The U.S. Access Board is a federal agency that promotes equality for people with disabilities through leadership in accessible design and the development of accessibility guidelines and standards for the built environment, transportation, communication, medical diagnostic equipment, and information technology. A recent study sponsored by the Board on the accessibility of trail surface materials has been completed by the National Center on Accessibility (NCA) at Indiana University. The project assessed the firmness and stability of 11 different types of natural aggregate and treated soil surfaces over a four-year period to determine their effectiveness after exposure to the elements, freeze and thaw cycles, and other factors. Most trail segments tested were treated with a stabilizer.

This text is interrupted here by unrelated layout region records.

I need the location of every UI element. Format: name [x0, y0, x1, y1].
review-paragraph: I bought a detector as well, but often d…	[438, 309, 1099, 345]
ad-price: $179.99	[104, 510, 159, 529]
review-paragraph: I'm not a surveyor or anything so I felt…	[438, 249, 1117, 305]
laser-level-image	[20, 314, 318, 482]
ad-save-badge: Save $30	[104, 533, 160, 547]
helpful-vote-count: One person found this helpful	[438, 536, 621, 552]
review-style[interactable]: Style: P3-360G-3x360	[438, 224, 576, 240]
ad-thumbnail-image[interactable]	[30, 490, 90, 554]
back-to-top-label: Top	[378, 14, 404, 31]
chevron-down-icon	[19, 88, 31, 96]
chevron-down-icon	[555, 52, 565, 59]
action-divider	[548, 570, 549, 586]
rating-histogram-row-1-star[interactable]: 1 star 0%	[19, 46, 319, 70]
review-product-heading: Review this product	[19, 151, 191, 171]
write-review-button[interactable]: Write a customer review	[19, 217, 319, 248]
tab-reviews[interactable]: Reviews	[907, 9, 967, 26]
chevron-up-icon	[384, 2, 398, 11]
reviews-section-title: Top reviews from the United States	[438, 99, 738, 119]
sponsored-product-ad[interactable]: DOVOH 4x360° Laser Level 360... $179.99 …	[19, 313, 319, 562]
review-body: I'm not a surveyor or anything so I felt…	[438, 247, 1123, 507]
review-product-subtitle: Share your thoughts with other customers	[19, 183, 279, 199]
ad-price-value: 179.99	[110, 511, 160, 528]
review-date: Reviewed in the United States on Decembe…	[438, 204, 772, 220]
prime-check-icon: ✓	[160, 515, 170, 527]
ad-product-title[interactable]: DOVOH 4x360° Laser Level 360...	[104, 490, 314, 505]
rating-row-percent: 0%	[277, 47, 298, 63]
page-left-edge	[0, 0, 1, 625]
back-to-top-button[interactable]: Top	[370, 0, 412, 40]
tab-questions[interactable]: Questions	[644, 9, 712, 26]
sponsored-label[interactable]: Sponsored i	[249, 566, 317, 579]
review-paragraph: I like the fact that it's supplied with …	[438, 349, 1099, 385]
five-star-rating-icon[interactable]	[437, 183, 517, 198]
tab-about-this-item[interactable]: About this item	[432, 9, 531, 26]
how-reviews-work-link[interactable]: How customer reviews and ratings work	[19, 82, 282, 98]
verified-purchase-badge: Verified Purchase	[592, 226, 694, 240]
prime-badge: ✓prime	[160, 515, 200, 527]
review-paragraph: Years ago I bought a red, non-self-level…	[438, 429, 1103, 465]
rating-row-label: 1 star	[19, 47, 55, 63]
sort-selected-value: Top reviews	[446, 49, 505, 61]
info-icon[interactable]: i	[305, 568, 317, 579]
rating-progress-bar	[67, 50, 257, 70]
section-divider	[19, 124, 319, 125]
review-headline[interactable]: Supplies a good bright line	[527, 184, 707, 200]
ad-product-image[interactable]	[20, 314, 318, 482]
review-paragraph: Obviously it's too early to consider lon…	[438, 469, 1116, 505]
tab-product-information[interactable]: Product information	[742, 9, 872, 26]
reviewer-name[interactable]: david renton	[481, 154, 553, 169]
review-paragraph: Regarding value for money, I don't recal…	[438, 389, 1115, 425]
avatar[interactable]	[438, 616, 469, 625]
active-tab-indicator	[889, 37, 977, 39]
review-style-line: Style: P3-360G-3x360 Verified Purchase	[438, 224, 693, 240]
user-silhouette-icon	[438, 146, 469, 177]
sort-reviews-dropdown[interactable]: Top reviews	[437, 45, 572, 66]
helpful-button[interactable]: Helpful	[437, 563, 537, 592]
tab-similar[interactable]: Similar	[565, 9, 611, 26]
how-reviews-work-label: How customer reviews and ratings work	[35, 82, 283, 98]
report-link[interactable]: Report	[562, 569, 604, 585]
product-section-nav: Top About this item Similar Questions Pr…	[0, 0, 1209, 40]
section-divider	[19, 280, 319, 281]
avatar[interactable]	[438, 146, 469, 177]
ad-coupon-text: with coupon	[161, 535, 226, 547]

There are an estimated 56.7 million people with disabilities in the United States (U.S. Census Bureau, 2010). Approximately one in five individuals have some type of functional limitation that substantially limits one or more major life activities.  Growing public awareness of the barriers to persons with disabilities has led to several pieces of federal legislation that have an effect on the design of recreation facilities. In order for people with disabilities to benefit on the same level as people without disabilities, leisure and recreation services must be inclusive and accessible. Recreation opportunities give people with and without disabilities the opportunity to increase their quality of life and to benefit from and contribute to their own health and wellness (NCA). The report follows many years of interest by the NCA at Indiana University on how to make natural surface trails that would blend in and be friendly to the environment AND that would be firm and stable so people with disabilities could have a quality trail experience.